Street Adjacent to Reykjavík Harbor

It’s not the largest European capital, but Reykjavík is to my mind one of the most interesting. Within hailing distance of the Arctic Circle, it can have some of the worst weather imaginable. Yet it is relatively small (about 131,000 souls) and is walkable—if it’s not too windy and wet. You can feed the sea birds by the Tjörn, the municipal pond, but they could just as easily attack you for the goodies you are doling out. The people are friendly, but it seems everyone in town gets shitfaced drunk on the weekend.

There is an air of mystery about the city, which is one reason why the mysteries of Arnaldur Indriðason and Yrsa Sigurdardottir, among others, are so popular.

I have been to Iceland twice, once in 2001 and once in 2013. Both times I fell in love with the city and wished I could stay longer. My first day in 2013 was my favorite. It was near the summer solstice, when it does not get dark until the middle of the night, and then only for a short while. Even after my long flight, I fought jet lag by forcing me to stay up until 7:00 AM Los Angeles time. I even took an evening ghost tour through the local cemetery with the sun still up past 10:00 PM Iceland time.

As I walked the streets of the city, I noticed that many of the buildings had walls of thick corrugated steel, frequently brightly colored. The stucco and chicken wire constructions that protect L.A. from earthquake damage would be blown to bits by the Arctic storms. I ran into one in Myvátn where the rain was blown horizontally through every micro-opening in my parka. And all I was trying to do was to get to the grocery store across the street.

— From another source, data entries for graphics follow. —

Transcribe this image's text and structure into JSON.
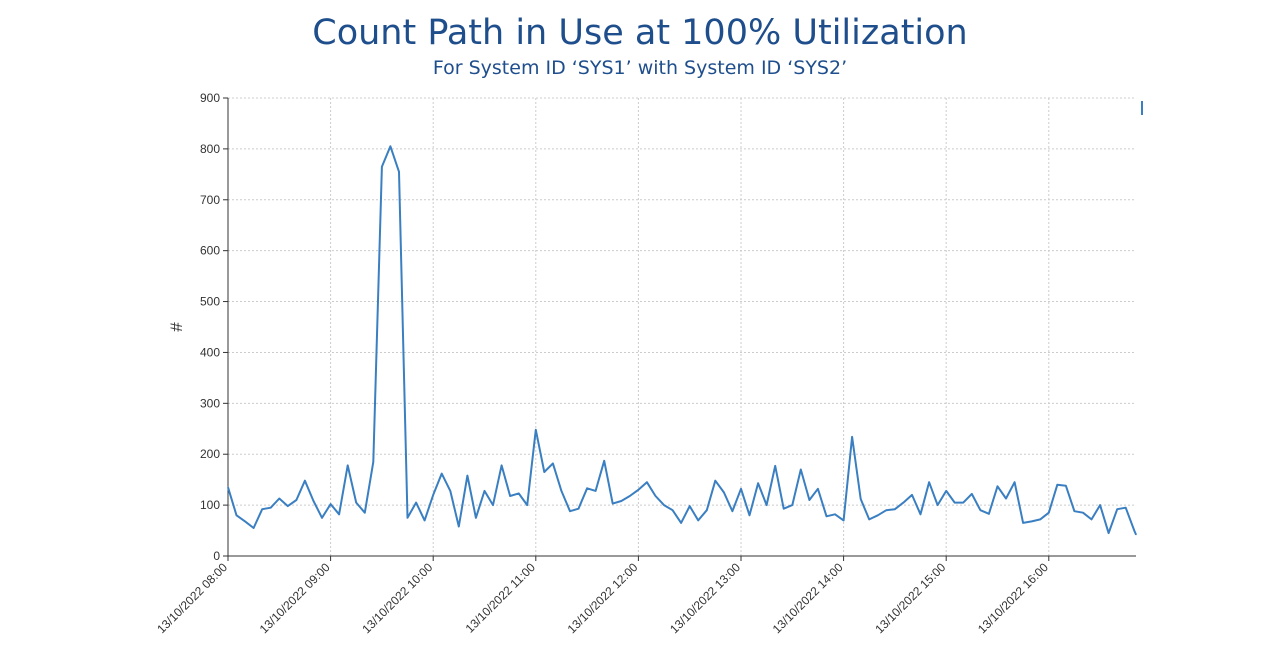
{
  "chart_data": {
    "type": "line",
    "title": "Count Path in Use at 100% Utilization",
    "subtitle": "For System ID ‘SYS1’ with System ID ‘SYS2’",
    "ylabel": "#",
    "xlabel": "",
    "ylim": [
      0,
      900
    ],
    "yticks": [
      0,
      100,
      200,
      300,
      400,
      500,
      600,
      700,
      800,
      900
    ],
    "xlim_minutes": [
      480,
      1011
    ],
    "xticks": [
      {
        "label": "13/10/2022 08:00",
        "minute": 480
      },
      {
        "label": "13/10/2022 09:00",
        "minute": 540
      },
      {
        "label": "13/10/2022 10:00",
        "minute": 600
      },
      {
        "label": "13/10/2022 11:00",
        "minute": 660
      },
      {
        "label": "13/10/2022 12:00",
        "minute": 720
      },
      {
        "label": "13/10/2022 13:00",
        "minute": 780
      },
      {
        "label": "13/10/2022 14:00",
        "minute": 840
      },
      {
        "label": "13/10/2022 15:00",
        "minute": 900
      },
      {
        "label": "13/10/2022 16:00",
        "minute": 960
      }
    ],
    "grid": true,
    "line_color": "#3a7fc1",
    "series": [
      {
        "x_minutes": [
          480,
          485,
          490,
          495,
          500,
          505,
          510,
          515,
          520,
          525,
          530,
          535,
          540,
          545,
          550,
          555,
          560,
          565,
          570,
          575,
          580,
          585,
          590,
          595,
          600,
          605,
          610,
          615,
          620,
          625,
          630,
          635,
          640,
          645,
          650,
          655,
          660,
          665,
          670,
          675,
          680,
          685,
          690,
          695,
          700,
          705,
          710,
          715,
          720,
          725,
          730,
          735,
          740,
          745,
          750,
          755,
          760,
          765,
          770,
          775,
          780,
          785,
          790,
          795,
          800,
          805,
          810,
          815,
          820,
          825,
          830,
          835,
          840,
          845,
          850,
          855,
          860,
          865,
          870,
          875,
          880,
          885,
          890,
          895,
          900,
          905,
          910,
          915,
          920,
          925,
          930,
          935,
          940,
          945,
          950,
          955,
          960,
          965,
          970,
          975,
          980,
          985,
          990,
          995,
          1000,
          1005,
          1010,
          1011
        ],
        "y": [
          135,
          80,
          68,
          55,
          92,
          95,
          113,
          98,
          110,
          148,
          108,
          75,
          102,
          82,
          178,
          105,
          85,
          185,
          765,
          805,
          755,
          75,
          105,
          70,
          120,
          162,
          128,
          58,
          158,
          75,
          128,
          100,
          178,
          118,
          123,
          100,
          248,
          165,
          182,
          128,
          88,
          93,
          133,
          128,
          187,
          103,
          108,
          118,
          130,
          145,
          118,
          100,
          90,
          65,
          98,
          70,
          90,
          148,
          125,
          88,
          132,
          80,
          143,
          100,
          177,
          93,
          100,
          170,
          110,
          132,
          78,
          82,
          70,
          234,
          112,
          72,
          80,
          90,
          92,
          105,
          120,
          82,
          145,
          100,
          128,
          105,
          105,
          122,
          90,
          83,
          137,
          113,
          145,
          65,
          68,
          72,
          85,
          140,
          138,
          88,
          85,
          72,
          100,
          45,
          92,
          95,
          50,
          42
        ]
      }
    ]
  }
}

I don’t know if I will ever get to Reykjavík again in this life, but in a way it has never left my dreams. As Edward Gorey once said: “I have fantasies of going to Iceland, never to return.”

In Patagonia

Guanacos by the Fitzroy Massif

Of all the places I have visited on my travels, I think the most spectacular was Argentinian Patagonia from El Chaltén south to Tierra del Fuego. Twice I have traveled that route, once in 2006 (when I had my trip cut short by a broken shoulder) and once in 2011 with Martine. Although both my finances and remaining years are dwindling, I would like to take another stab at it.

I would like to fly into Ushuaia and take buses north all the way to Buenos Aires. To my right would be the South Atlantic and to my left the windy plains of Patagonia with glimpses of the Andes in the distance.

Argentina is not a destination beloved by North American travelers. The country is full of mostly Spanish-speaking Italians with pockets of Welsh and Croatians. Its main export used to be wool centered in large estancias held by British landowners, but it has become more diversified over time, especially with oil being discovered there.

Near El Calafate there are numerous glaciers originating on the eastern slope of the Andes. Martine and I visited the Perito Moreno, Upsala, and Spegazzini glaciers. As the world warms up, many of these glaciers will not be around for the next generation. But it was nice seeing them while we could.